The estate tax has always been extremely odious to me. We’re really need to take your money so badly that after you’re dead we’re going to take half the money you’re giving to your children. Seriously. We’re taxing dead people now? We’re taxing people’s inheritances now? I don’t care if the people receiving the inheritance are likely rich. That’s irrelevant. You don’t insert the government into someone’s will. Can we not have some propriety?
But the part I bolded should put the death tax down for good. That it raises so little revenue should end it. There are no good reasons to have costly and exhausting fights over just 1% of revenue.
Unfortunately, expect the left to go “but we need 100% of revenue to get through this! And another 25% more!” So we’ll see.
Finally, on tariffs:
Economists, whether conservative or liberal in their politics, agree almost unanimously that freer trade promotes efficiency and offers long-run gains for consumers. This is true even for unilateral action to reduce a country’s own tariffs without similar reductions from trading partners, because import taxes manifest themselves in the form of higher prices and reduced availability for domestic consumers. While there is emotional appeal to “protecting” a domestic industry by using tariffs to artificially raise the prices their overseas competitors must charge, economic analysis makes quite clear that such policies are self-defeating and hinder growth.
In the past, tariffs were high in part because of limited understanding of the benefits of free trade but also because the federal government needed a large revenue source. From the country’s founding until just before the Civil War, tariff revenue accounted for the vast majority of federal receipts, in some years comprising as much as 98 percent of the budget. In the following 150 years, freer trade and the advent of widespread income and payroll taxation (and a dramatically larger federal government) has led to a reduction in the relative size of tariff revenue, representing just over 1 percent of federal receipts today.

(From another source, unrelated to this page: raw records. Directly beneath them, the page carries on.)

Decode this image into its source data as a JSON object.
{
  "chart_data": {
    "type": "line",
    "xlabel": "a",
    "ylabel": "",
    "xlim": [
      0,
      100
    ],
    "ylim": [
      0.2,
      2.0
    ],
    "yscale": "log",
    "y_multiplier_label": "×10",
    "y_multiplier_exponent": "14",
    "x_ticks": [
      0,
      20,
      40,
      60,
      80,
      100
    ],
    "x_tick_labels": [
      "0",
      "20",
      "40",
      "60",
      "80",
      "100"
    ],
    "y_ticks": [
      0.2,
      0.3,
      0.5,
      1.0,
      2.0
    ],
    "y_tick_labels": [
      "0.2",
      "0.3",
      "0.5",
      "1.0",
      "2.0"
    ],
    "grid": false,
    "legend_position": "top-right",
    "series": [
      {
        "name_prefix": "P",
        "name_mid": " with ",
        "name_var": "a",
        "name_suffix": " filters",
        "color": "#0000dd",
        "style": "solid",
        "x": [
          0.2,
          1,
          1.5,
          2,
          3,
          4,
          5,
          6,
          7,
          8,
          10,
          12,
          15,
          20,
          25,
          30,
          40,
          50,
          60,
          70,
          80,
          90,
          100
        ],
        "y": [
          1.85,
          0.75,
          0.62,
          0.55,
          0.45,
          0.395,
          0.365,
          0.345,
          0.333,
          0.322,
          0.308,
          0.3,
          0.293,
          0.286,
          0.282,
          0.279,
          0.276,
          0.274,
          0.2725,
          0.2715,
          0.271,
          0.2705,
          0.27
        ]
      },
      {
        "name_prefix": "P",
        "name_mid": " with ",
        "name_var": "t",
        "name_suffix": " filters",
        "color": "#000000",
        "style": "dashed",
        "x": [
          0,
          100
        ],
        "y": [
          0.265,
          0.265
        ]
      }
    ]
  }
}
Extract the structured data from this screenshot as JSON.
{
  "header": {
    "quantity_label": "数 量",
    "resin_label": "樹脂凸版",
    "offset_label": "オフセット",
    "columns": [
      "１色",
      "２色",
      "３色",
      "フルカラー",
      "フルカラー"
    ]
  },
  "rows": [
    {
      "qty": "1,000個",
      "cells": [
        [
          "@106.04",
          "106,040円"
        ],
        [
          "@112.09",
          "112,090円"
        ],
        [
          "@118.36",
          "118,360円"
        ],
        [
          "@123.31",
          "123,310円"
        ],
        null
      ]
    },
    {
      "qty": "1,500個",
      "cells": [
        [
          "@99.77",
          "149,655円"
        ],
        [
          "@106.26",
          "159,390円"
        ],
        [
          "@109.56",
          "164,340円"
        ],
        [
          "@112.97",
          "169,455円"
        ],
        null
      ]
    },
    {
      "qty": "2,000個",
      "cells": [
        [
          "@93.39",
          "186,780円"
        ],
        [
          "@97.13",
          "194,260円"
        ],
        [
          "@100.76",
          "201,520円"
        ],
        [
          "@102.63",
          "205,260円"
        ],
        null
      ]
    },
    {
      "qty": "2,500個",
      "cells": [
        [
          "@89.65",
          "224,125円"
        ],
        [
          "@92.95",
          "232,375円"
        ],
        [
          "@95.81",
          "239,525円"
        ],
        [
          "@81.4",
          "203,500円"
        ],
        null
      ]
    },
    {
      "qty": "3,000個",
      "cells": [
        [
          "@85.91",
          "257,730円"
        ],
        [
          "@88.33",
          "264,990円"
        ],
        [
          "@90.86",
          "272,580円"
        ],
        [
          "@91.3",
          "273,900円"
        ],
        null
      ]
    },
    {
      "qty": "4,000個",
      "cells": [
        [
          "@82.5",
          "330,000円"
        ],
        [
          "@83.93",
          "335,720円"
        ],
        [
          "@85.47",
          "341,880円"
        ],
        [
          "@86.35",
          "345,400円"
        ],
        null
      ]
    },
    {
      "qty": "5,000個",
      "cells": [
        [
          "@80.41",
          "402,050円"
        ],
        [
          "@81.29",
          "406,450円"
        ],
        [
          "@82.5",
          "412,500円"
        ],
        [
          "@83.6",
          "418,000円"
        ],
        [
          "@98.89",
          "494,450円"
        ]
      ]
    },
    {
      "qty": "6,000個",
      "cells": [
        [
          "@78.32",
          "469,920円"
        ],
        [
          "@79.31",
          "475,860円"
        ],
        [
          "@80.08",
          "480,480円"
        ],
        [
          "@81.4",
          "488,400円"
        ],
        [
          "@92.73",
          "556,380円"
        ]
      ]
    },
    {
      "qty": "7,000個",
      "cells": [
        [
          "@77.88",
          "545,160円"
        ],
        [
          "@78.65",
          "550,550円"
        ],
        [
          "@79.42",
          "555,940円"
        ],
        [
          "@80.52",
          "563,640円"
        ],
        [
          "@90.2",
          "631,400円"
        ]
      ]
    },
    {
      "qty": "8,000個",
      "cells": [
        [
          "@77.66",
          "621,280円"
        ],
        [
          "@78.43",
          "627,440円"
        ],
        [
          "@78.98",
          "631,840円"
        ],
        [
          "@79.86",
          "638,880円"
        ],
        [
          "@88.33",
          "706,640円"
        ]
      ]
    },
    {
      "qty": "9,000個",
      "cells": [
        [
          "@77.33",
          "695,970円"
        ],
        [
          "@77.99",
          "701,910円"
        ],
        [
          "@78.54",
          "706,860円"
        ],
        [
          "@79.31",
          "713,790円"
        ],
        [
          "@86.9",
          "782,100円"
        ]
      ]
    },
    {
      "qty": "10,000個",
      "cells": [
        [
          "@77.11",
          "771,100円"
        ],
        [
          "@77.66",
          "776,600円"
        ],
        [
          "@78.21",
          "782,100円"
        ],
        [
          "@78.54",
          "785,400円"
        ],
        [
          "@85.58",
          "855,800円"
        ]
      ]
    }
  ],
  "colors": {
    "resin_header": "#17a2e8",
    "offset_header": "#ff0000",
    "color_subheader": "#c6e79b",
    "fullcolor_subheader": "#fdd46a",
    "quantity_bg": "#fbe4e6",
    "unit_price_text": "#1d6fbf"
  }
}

Eliminating tariffs would be a bold step in creating a much freer trade market to benefit American citizens and send an important signal to trade partners that the United States will not engage in damaging protectionism. This would be an especially important step given unfortunate rhetoric from both parties about desires to initiate a foolish trade war with China. Given the relatively small amount of revenue they now bring in, eliminating tariffs would be a courageous step toward a better and more conservative tax system.
This is a no-brainer. And if you want to win on it, it’s even more of a no-brainer: tie it to immigration. “So wait, you’re for the free movement of people and labor across our borders, but not the free movement of goods? WHAT?”
Tariffs would probably be the easiest to get rid of, at least in terms of getting lefties onboard. The protectionist right will probably wail, but couched in the terms of lower taxes, I think they will be drowned out.
I myself am pessimistic for tax reform in the fiscal cliff—I know for darn sure they’re not going to tax my ideal option—but this is a list of taxes we could probably axe. Still, on corporate income taxes, it’s not happening. Taking opportunity costs into consideration, Republicans and conservatives should focus on trying to end other taxes, but more importantly, just cutting spending overall. The more spending cuts, the better. That’s where it’s at.